Character Analysis
Confess: did you secretly cheer when the curate gets eaten by the Martians? (Well, okay, we don't actually get confirmation that the Martians eat the curate, but we can assume they didn't invite him to tea. Although, this is England, so maybe.) The curate gets in some memorable lines while he's around, but he also annoys us.
In fact, no one likes the curate.
Some of Wells' contemporaries thought the curate was a cheap shot at religion and/or was a clichéd character. However, Wells kept the curate in the story, despite having made some larger edits in between the magazine serialization and the book printing of the novel. Why did Wells keep the curate in the story the way he is now? How does the (annoying but short-lived) curate affect your reading of this book?
On one level, like the artilleryman, the curate gives us one more point of view on the whole Martian business. Remember, when the artilleryman is confronted by the Martian menace, he comes up with a theory on how to survive, possibly based on his life as a soldier. (He imagines a society in which people obey his orders, which sounds like the army to us – or possibly like kindergarten.) How does the curate react?
Confronted with the Martian invasion, the curate turns to God as an explanation. In the curate's worldview, the Martians aren't just an enemy army (as the British army considers them), and they're not just an invasive, competing species (as the narrator seems to think). According to the curate, the Martians are "God's ministers" (1.13.42) and they have been sent to punish us for our sins:
"It is just, O God!" he would say, over and over again. "It is just. On me and mine be the punishment laid. We have sinned, we have fallen short. There was poverty, sorrow; the poor were trodden in the dust, and I held my peace. I preached acceptable folly – my God, what folly! – when I should have stood up, though I died for it, and called upon them to repent – repent! […] Oppressors of the poor and needy…! The wine press of God!" (2.4.6)
The curate thinks God is responsible for the Martian invasion, but he isn't convincing, at least not to our narrator. For one thing, the narrator offers some counter-arguments, like God "is not an insurance agent" (1.13.38), which seems theologically sound to us. For another thing, the curate comes off as hypocritical, as when he switches so quickly from a) criticizing himself for not helping those who didn't have enough to b) stuffing his face with all the food he can find (2.4.2).

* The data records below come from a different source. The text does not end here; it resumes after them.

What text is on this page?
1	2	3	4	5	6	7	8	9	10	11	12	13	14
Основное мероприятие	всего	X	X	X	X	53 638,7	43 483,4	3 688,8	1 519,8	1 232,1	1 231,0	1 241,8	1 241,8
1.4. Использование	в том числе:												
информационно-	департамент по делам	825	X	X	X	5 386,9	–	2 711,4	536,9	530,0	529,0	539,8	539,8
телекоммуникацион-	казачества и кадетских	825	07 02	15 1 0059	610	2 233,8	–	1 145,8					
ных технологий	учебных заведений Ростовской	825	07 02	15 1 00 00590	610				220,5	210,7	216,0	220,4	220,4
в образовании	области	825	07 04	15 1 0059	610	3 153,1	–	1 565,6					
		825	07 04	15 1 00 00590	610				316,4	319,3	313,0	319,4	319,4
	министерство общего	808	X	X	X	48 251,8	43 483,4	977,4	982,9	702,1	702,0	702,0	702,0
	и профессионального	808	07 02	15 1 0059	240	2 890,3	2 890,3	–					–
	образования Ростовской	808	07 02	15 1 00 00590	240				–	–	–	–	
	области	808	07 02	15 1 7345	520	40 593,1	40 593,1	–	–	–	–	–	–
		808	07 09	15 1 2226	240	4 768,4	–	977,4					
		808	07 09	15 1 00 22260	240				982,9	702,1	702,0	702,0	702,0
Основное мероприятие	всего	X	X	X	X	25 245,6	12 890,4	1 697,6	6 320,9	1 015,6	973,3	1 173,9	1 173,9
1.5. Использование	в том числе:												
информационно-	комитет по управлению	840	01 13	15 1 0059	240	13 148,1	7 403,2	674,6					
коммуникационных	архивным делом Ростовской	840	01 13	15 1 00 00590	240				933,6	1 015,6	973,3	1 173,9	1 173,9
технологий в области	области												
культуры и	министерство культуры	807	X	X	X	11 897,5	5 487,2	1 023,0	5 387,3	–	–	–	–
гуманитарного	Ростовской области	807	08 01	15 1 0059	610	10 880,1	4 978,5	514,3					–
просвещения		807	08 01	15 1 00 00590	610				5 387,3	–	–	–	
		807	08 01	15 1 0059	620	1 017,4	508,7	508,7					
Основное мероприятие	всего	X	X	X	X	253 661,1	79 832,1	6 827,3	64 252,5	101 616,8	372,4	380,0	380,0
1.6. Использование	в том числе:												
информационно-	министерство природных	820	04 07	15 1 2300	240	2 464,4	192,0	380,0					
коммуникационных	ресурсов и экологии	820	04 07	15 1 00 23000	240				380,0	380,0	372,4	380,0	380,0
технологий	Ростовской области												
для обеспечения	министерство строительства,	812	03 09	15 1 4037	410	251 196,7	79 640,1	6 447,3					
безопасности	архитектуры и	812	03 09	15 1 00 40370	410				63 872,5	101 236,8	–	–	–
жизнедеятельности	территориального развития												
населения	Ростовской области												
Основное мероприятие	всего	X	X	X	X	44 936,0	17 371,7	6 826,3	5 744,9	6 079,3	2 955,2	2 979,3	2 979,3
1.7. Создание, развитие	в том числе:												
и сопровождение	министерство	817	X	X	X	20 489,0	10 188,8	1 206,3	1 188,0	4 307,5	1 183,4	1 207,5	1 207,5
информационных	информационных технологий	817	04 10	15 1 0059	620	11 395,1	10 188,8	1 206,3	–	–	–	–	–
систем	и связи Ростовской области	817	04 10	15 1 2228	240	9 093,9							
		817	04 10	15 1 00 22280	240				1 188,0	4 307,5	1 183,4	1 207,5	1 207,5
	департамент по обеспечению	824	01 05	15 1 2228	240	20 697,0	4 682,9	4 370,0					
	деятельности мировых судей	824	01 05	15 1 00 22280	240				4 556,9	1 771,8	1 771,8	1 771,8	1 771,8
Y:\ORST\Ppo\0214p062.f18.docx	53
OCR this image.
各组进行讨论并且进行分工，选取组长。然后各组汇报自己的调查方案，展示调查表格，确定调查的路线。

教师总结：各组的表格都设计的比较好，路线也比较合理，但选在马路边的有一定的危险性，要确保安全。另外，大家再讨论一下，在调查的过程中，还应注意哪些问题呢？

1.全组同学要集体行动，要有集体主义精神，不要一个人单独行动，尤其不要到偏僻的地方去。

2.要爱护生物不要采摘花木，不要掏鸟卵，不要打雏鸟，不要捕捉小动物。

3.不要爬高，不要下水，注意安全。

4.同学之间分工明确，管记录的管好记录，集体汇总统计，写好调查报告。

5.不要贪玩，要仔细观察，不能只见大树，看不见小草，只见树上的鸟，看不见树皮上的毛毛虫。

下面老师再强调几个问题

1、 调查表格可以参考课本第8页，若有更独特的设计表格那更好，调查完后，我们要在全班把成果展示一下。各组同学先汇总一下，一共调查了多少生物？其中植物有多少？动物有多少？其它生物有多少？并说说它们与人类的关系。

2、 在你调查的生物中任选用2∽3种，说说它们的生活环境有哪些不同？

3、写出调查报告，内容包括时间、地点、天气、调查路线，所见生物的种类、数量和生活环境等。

But there is another reason why the curate bothers us: he kind of looks like a Martian and occasionally acts like one too. Don't believe us? Check this out:
- The curate has a receding chin, while the Martians have no chins (1.13.13 and 2.4.16).
- Both the curate and the Martians have large eyes (1.4.15 and 1.13.13).
- The Martians don't sleep at all (2.2.17), while the curate doesn't sleep much (2.3.2).
We're not entirely sure what to make of this, but it does seem like the similarities could mean something. Is this a way of signaling to us that the curate isn't right, after all? Or are we just looking for excuses to ignore the curate so that we don't have to deal with this point of view?
Even if we don't like the curate, he very well could be right. He could be right either about the role of God, or he could be right about how people have failed to live up to their moral ideals. Consider the curate's comments about how people have ignored the poor and the needy. If we change some of the words around, isn't that close to what the narrator said at the beginning of the book? That we've ignored some people – like the Tasmanians – in order to get what we wanted? Maybe the curate, for all his weirdness, is actually saying something close to the narrator's own views. (And don't you just hate when annoying people agree with you?)
Lastly, there's one role that the curate has as a companion that the artilleryman does not: the curate is a replacement wife. Notice that the narrator thinks about his wife in Book 1, Chapter 13 and then the curate shows up shortly after. While the narrator is trying to find his wife, he instead gets stuck in a house with the curate. We're not sure we'd want to push this point too far, but this might be worth pondering.